Posted On: July 08, 2020

Choppy Water

How you handle choppy water is a skill that you need to develop if you want to enjoy boating. This article covers the basics of boating safely through chop.

Many boats handle choppy water different, so know your boat type.

Power boats are designed with rough water in mind. Hull designs such as the deep V and even double hulls have made choppy waters less of a problem, but the burden is on the captain, that's you, to get it right. Well designed boats are half the equation; the other half is you.

Choppy Water Basics:

1. Batten down. No matter how skillfully you maneuver your boat, if loose equipment and just plain stuff litters the boat you may be in for an expensive experience, not to mention danger. Debris flying around a boat can damage the vessel and injure the people aboard. Simply stowing things into compartments is a good first step. Some experienced boaters keep a few old towels aboard as stuffing material to keep things in place. Of course there are some Items that you need to keep handy such as binoculars. Velcro fasteners are a great way to keep these things in place. It almost seems that the Velcro people make this stuff for boating.

Good seamanship dictates that you prepare your vessel for rough water even when things are calm. Boats should be ready for the water to turn to chop.

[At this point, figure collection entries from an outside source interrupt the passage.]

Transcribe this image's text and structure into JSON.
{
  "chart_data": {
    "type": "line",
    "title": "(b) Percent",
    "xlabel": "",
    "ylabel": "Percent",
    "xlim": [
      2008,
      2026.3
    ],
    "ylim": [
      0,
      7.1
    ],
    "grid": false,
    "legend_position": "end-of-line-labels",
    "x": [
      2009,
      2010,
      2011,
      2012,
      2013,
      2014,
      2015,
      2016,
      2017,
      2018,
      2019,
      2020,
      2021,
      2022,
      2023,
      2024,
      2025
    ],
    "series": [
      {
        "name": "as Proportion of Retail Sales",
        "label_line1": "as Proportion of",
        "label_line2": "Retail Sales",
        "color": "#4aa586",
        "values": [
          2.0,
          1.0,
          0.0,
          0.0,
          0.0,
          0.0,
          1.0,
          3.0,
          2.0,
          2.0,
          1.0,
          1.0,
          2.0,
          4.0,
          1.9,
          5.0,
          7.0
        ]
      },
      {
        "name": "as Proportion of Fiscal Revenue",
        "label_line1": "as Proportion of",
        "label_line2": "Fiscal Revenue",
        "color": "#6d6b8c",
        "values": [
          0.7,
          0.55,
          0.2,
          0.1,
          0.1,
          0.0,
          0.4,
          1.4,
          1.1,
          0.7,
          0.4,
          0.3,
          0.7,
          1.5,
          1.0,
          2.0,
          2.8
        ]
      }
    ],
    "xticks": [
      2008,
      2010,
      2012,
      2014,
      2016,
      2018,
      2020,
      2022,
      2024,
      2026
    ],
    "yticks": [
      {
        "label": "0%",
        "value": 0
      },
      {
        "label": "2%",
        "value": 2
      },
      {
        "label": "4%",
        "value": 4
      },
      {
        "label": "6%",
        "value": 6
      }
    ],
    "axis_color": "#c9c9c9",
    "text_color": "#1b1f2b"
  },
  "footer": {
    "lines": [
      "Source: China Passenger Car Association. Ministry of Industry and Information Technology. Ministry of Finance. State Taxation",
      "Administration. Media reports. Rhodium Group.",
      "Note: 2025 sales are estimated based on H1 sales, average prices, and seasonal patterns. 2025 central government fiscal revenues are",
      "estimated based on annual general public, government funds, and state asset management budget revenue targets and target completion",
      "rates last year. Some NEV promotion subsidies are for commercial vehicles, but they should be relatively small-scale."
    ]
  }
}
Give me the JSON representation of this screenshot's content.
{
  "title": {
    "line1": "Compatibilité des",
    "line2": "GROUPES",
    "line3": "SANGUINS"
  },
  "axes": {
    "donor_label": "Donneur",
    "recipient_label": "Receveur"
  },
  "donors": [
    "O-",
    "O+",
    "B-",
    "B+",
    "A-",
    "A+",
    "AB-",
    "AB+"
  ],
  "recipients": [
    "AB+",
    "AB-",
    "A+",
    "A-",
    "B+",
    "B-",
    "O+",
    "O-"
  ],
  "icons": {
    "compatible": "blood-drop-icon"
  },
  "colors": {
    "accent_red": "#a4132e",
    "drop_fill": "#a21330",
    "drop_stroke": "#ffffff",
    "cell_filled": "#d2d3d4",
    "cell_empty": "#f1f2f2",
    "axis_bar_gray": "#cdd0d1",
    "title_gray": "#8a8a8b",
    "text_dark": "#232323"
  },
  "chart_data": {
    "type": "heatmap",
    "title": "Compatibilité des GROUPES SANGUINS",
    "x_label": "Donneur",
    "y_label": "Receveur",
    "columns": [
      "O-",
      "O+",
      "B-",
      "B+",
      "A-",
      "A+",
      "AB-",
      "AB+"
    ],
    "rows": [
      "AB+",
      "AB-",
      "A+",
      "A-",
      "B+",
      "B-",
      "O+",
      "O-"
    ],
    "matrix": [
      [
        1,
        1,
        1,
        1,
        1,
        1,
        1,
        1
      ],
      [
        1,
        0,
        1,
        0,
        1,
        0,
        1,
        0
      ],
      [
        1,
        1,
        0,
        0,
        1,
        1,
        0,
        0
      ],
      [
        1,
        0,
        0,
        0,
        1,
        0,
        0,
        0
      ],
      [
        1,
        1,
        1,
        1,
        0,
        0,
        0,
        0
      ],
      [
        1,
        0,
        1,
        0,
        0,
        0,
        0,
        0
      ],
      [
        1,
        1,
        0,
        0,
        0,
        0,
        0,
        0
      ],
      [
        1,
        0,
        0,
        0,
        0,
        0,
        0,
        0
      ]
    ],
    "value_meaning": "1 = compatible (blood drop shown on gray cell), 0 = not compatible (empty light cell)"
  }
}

2. Watch your speed. Power boats can go very fast, but sea conditions may dictate the you go slowly. Handling power boats in chop requires careful use of the throttle—and a lot of common sense. There is no clear cut definition of when water turns from chop to just plain rough. In a choppy sea you may not encounter waves that come in regular intervals, just a mess of little waves that don't seem to go anywhere. In a chop you want to add speed; in a rough sea with large waves you want to go slow. If you have a planing hull, that is one that enables your boat to skip or plane across the surface of the water, you should "get up on plane." Planing enables the boat to avoid the worst effects of the chop and can deliver a smoother ride than going slow. Boats without planing hulls, such as trawlers, have it a little tougher. If your boat doesn't plane you handle chop by just gutting through it. This isn't as bad as it sounds because a displacement hull is designed for stability.

If the chop turns to heavy waves, slow down. You can't plane along the surface of eight foot waves at 20 foot intervals. You can kill yourself.

Boating through chop, like most things in boating, requires a strong dose of common sense.